Abbas portrayed a unilateral cease-fire, declared by the armed groups June 29, as his main achievement so far. He accused Israel of sabotaging the truce with "provocations," such as the arrests of militants, and of evading its obligations under the peace plan.

The truce was called off after an Aug. 19 suicide bombing in Jerusalem that killed 21 people and Israel's killing two days later of Hamas leader Ismail Abu Shanab.

The Bush administration and Israel have been pressing to sideline or even oust Arafat, but he remains popular -- perhaps more so since Washington has embraced Abbas.

"Everybody is still supporting Arafat, and (they) see Arafat as the first national leader of the Palestinian people," said Abu Zayyad. "Arafat will never be irrelevant, I can assure you."

Mark Heller of the Jaffee Center for Strategic Studies at Tel Aviv University said Arafat had "undermined Abbas and sabotaged him in almost every conceivable way."
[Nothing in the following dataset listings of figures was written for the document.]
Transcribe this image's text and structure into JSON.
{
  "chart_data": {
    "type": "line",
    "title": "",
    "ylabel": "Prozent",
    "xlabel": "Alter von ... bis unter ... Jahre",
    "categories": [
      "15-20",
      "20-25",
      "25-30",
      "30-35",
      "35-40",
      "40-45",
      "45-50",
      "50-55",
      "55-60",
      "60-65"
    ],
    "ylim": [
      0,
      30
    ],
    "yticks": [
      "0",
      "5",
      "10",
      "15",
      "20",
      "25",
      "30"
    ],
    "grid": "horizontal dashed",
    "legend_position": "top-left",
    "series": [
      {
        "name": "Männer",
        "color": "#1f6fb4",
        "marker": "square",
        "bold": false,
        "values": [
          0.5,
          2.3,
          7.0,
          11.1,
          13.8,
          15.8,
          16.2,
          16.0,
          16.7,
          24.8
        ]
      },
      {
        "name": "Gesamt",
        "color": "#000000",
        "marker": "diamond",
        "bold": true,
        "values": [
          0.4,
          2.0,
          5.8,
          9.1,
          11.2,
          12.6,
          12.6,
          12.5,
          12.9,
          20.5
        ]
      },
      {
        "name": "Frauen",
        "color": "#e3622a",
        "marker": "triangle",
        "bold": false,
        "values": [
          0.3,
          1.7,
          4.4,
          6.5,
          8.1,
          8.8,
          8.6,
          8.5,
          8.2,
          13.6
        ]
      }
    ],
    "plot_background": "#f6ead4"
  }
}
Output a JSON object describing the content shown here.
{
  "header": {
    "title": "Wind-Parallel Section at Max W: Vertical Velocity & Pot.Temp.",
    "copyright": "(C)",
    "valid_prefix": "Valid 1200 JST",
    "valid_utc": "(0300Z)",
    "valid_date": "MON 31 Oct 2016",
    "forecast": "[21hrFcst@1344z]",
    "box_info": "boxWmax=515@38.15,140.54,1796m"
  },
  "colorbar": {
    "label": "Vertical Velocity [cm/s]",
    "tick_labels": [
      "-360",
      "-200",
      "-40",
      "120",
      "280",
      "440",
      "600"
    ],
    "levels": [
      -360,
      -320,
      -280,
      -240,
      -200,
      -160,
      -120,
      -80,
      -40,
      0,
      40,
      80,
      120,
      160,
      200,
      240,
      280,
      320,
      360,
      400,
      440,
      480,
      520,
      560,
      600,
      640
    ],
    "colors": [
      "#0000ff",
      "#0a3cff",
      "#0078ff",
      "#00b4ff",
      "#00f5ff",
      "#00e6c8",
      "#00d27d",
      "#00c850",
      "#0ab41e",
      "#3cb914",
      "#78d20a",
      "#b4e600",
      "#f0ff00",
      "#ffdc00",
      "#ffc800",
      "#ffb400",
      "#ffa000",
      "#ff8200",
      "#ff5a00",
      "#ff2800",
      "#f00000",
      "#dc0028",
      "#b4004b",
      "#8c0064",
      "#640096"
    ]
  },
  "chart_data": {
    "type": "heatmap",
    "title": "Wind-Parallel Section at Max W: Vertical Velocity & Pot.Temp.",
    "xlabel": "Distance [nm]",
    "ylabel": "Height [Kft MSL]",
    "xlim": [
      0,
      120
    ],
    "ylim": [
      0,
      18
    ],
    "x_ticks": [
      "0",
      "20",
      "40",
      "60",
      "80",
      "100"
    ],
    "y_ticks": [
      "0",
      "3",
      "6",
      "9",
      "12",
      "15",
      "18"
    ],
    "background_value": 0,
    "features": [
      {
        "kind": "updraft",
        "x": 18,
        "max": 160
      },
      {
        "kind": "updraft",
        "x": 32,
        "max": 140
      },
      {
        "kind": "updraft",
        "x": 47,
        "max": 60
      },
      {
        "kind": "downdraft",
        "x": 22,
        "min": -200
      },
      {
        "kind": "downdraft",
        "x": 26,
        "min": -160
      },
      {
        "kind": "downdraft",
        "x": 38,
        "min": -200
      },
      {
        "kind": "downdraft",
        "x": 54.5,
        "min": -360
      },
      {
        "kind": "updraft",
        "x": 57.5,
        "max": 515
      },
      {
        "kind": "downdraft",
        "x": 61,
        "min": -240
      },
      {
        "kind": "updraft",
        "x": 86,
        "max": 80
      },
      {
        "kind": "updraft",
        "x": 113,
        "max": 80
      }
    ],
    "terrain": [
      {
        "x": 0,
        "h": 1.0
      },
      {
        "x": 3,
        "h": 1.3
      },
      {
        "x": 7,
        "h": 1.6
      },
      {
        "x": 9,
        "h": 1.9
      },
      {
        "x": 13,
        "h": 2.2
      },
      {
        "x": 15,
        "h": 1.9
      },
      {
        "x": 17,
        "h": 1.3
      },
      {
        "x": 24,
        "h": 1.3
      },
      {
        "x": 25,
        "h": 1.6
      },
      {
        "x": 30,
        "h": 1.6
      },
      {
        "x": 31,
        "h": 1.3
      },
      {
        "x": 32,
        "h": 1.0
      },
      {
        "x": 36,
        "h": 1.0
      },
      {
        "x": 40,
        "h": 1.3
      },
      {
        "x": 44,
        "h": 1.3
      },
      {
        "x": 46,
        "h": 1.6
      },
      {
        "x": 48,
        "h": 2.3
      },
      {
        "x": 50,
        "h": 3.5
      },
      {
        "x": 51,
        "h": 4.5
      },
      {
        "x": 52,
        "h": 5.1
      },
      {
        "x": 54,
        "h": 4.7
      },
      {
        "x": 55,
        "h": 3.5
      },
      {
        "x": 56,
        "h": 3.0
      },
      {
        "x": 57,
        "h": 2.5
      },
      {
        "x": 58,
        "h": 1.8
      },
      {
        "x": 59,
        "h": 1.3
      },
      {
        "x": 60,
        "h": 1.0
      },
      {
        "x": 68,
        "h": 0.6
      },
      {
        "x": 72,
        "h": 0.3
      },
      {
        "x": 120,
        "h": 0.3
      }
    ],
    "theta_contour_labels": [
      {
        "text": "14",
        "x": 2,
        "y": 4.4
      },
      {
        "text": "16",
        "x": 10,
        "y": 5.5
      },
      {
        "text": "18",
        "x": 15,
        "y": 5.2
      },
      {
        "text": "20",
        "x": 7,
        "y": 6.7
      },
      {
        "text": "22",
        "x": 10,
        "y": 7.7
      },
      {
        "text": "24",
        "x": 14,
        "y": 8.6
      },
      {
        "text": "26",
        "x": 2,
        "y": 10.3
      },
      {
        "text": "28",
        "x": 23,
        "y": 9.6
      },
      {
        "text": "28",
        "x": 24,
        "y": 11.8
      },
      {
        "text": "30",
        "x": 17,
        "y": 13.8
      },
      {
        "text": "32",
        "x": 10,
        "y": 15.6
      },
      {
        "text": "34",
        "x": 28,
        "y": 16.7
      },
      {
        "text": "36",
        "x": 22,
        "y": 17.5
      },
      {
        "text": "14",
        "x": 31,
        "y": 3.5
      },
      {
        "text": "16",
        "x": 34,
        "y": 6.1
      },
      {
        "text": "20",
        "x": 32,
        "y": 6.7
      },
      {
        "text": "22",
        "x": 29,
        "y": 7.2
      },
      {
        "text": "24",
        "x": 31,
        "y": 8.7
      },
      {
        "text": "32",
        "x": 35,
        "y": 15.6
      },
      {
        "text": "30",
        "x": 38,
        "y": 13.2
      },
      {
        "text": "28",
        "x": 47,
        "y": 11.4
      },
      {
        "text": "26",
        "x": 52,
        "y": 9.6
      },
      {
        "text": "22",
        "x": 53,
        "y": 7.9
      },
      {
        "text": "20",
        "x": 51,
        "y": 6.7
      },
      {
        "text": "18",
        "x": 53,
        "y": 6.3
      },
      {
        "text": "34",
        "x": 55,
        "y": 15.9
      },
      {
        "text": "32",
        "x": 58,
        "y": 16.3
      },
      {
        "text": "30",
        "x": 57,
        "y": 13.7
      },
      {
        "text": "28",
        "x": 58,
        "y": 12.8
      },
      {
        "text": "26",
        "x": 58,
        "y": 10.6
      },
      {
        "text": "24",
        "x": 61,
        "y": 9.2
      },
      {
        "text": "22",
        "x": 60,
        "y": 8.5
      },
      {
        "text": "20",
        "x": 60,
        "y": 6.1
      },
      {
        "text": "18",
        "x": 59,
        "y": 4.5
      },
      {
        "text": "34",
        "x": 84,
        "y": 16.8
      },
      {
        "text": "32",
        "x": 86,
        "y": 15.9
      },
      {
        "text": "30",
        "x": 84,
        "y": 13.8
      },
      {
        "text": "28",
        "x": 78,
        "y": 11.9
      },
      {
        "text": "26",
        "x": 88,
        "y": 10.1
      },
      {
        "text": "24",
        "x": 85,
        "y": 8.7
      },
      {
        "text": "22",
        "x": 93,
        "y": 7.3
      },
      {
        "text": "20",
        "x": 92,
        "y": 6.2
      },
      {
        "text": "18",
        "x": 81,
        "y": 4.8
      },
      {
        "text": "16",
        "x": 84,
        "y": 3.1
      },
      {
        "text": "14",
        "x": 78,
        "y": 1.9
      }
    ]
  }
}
"Arafat is extremely jealous about his power and is unwilling to share it with anyone unless his back is up against a wall, which is, to a large extent, what has happened in the last few months as a result of foreign pressure, especially from the United States," Heller said.

Dr. Nabil Kukali, director of the Palestinian Center for Public Opinion, said he was confident Abbas and Arafat would patch up their differences.

"The Palestinians are tired of Israeli occupation, and they are not ready for conflict between their leaders," Kukali said. "The Palestinian leaders understand that, and they will solve their own problems."

But Professor Sari Nusseibeh, president of Al-Quds University and a former Arafat-appointed PLO representative in Jerusalem, warned that the continuing rivalry between the two men could prove fatal for both.

"A continued struggle between them not only will lead to the downfall of the one," said Nusseibeh. "I believe that the downfall of the one is going to lead to the downfall of the other.

"This is a lose-lose situation for both of them. Neither of them should think that this is a struggle in which only one of them will survive, and the Palestinian people will be left with a much worse position at the end of it."